Наоко и сама жаждала уединения – чтобы обдумать неожиданный поворот в своей судьбе. Вплоть до вчерашнего дня ею владело безудержное желание найти такое место, где она обретет покой и сможет отдаться во власть неизвестно откуда взявшегося уныния, – и вот мечты ее начали сбываться. Теперь она во всем могла поступать, как ей хочется, – исчезла необходимость слушать чужие разговоры и улыбаться через силу. Больше не нужно было ни о чем волноваться, не нужно было притворяться и следить за выражением лица.
Какое удивительное воскрешение к жизни, совершающееся в абсолютном одиночестве! Ах, если бы одиночество всегда было таким, как бы она его любила! До сих пор сердце ее, кажется, сжималось от неописуемого чувства сиротливости, и происходило это, когда она оказывалась в семейном кругу, рядом с мужем и его матерью. Только теперь, вынужденная проводить день за днем в горном санатории, предоставленная самой себе, она впервые начала получать от жизни нечто похожее на удовольствие. Радость бытия? Но может быть, это просто ленивая истома болезни и порожденное ею безразличие к жизненным мелочам? Либо своего рода болезненная галлюцинация, развившаяся как непроизвольная реакция на угнетенное существование, только и всего?
Дни проходили в тишине, неотличимые один от другого.
В потоке этих одиноких дней, лишенная всяких тревог, Наоко действительно начала восстанавливать силы, как духовные, так и физические. Но между тем, приходя постепенно в себя, она все отчетливее понимала: то «я», которое теперь возвращалось к ней, в чем-то стало иным, оно отличалось от ее прежнего «я», по которому она так тосковала. Она больше не была юной девочкой прежних лет. Не была одна. Нравилось ей это или нет, но она была замужней женщиной. И хотя предписанные этими фактами обременительные повседневные ритуалы при столь уединенной жизни теряли всякий смысл – не имело никакого значения, соблюдает она их или нет, – но даже теперь продолжали определять ее поведение. Она все так же, будто в комнате вместе с ней находился кто-то еще, не задумываясь, вскидывала брови и изображала на лице улыбку. А иногда могла, не отдавая себе в том отчета, надолго замереть, устремив в пустоту недовольный, словно осуждающий взгляд.

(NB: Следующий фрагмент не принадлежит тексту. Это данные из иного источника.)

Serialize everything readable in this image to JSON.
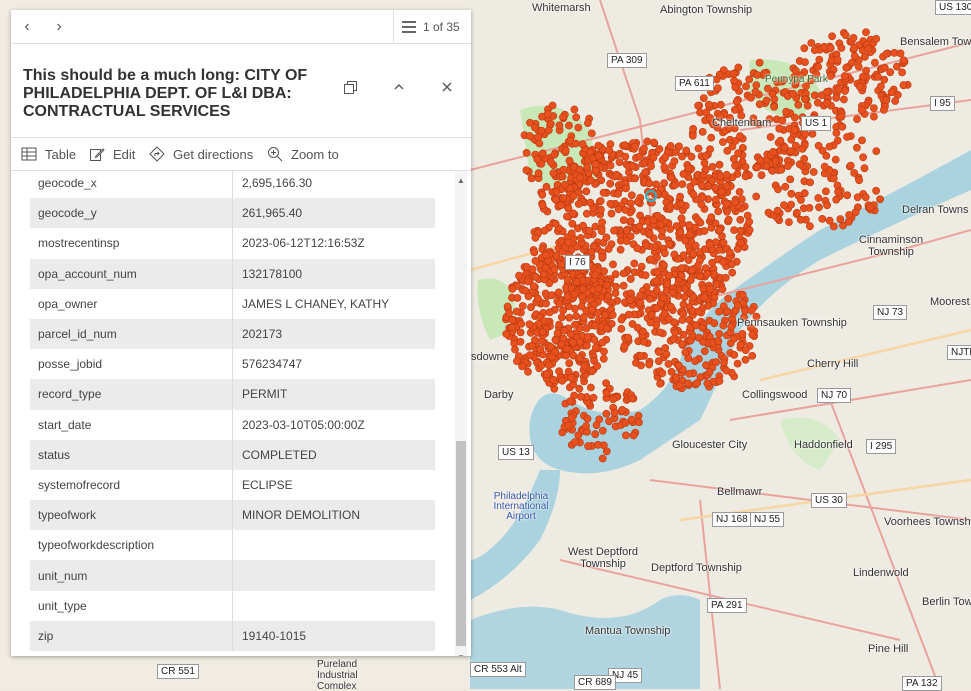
{
  "popup": {
    "pager_text": "1 of 35",
    "title": "This should be a much long: CITY OF PHILADELPHIA DEPT. OF L&I DBA: CONTRACTUAL SERVICES",
    "actions": {
      "table": "Table",
      "edit": "Edit",
      "directions": "Get directions",
      "zoom": "Zoom to"
    },
    "fields": [
      {
        "key": "geocode_x",
        "value": "2,695,166.30"
      },
      {
        "key": "geocode_y",
        "value": "261,965.40"
      },
      {
        "key": "mostrecentinsp",
        "value": "2023-06-12T12:16:53Z"
      },
      {
        "key": "opa_account_num",
        "value": "132178100"
      },
      {
        "key": "opa_owner",
        "value": "JAMES L CHANEY, KATHY"
      },
      {
        "key": "parcel_id_num",
        "value": "202173"
      },
      {
        "key": "posse_jobid",
        "value": "576234747"
      },
      {
        "key": "record_type",
        "value": "PERMIT"
      },
      {
        "key": "start_date",
        "value": "2023-03-10T05:00:00Z"
      },
      {
        "key": "status",
        "value": "COMPLETED"
      },
      {
        "key": "systemofrecord",
        "value": "ECLIPSE"
      },
      {
        "key": "typeofwork",
        "value": "MINOR DEMOLITION"
      },
      {
        "key": "typeofworkdescription",
        "value": ""
      },
      {
        "key": "unit_num",
        "value": ""
      },
      {
        "key": "unit_type",
        "value": ""
      },
      {
        "key": "zip",
        "value": "19140-1015"
      }
    ]
  },
  "map": {
    "places": [
      "Whitemarsh",
      "Abington Township",
      "Bensalem Tow",
      "Pennypa Park",
      "Cheltenham",
      "Delran Towns",
      "Cinnaminson Township",
      "Moorest",
      "Pennsauken Township",
      "Cherry Hill",
      "Collingswood",
      "Haddonfield",
      "Gloucester City",
      "Bellmawr",
      "Voorhees Townshi",
      "West Deptford Township",
      "Deptford Township",
      "Lindenwold",
      "Berlin Tow",
      "Pine Hill",
      "Mantua Township",
      "Darby",
      "sdowne",
      "Philadelphia International Airport",
      "Pureland Industrial Complex"
    ],
    "roads": [
      "PA 309",
      "PA 611",
      "US 1",
      "I 95",
      "I 76",
      "NJ 73",
      "NJTP",
      "NJ 70",
      "I 295",
      "US 30",
      "NJ 168",
      "NJ 55",
      "PA 291",
      "US 13",
      "CR 551",
      "CR 553 Alt",
      "NJ 45",
      "CR 689",
      "PA 132",
      "US 130"
    ],
    "colors": {
      "point": "#e8501e",
      "water": "#aad3df",
      "park": "#c8facc",
      "land": "#f2efe9",
      "selected": "#2ab5c8"
    }
  }
}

Каждый раз, когда она, возвращаясь мыслями на землю, заставала себя в таком состоянии, она повторяла, не вполне понимая, что имеет в виду: «Еще немного терпения… Еще немного…»
Наступил май. От матери Кэйскэ время от времени приходили длинные письма, полные слов сочувствия и вопросов о здоровье. Сам Кэйскэ писем почти не присылал. Наоко находила, что это совершенно в его духе, и так, в конечном счете, было даже лучше – он меньше ограничивал ее свободу. Даже если она чувствовала себя хорошо и вставала с постели, то перед тем, как отвечать свекрови, непременно ложилась обратно и писала лежа, с трудом водя карандашом по бумаге. Это помогало скрыть, в каком состоянии она сочиняла свои письма. Будь адресатом не свекровь, а более прямодушный Кэйскэ, она, вероятно, не устояла бы перед соблазном помучить его и не смогла бы долго скрывать радость, которую переживала теперь, в полном одиночестве возвращаясь к жизни.
Тем не менее иногда она чуть слышно говорила вполголоса, словно жалея себя, постепенно впадающую в отсутствии других людей в самолюбование:
– Бедная Наоко. Отталкиваешь окружающих, превозносишь саму себя… Тебе правда кажется, будто ты настолько хороша? Ты свято веришь: именно это – твое настоящее «я» и ради него можно пойти на многое; но не получится ли так, что однажды ты очнешься и увидишь: то, что ты защищала, не имеет никакой ценности?
Она знала: чтобы отвлечься в такие минуты от непрошеных мыслей, достаточно посмотреть за окно. Там ветер без конца шелестел листьями, и они поворачивались то темной, то светлой стороной, источая приятный аромат.
– Сколько же вокруг деревьев… Какое благоухание!..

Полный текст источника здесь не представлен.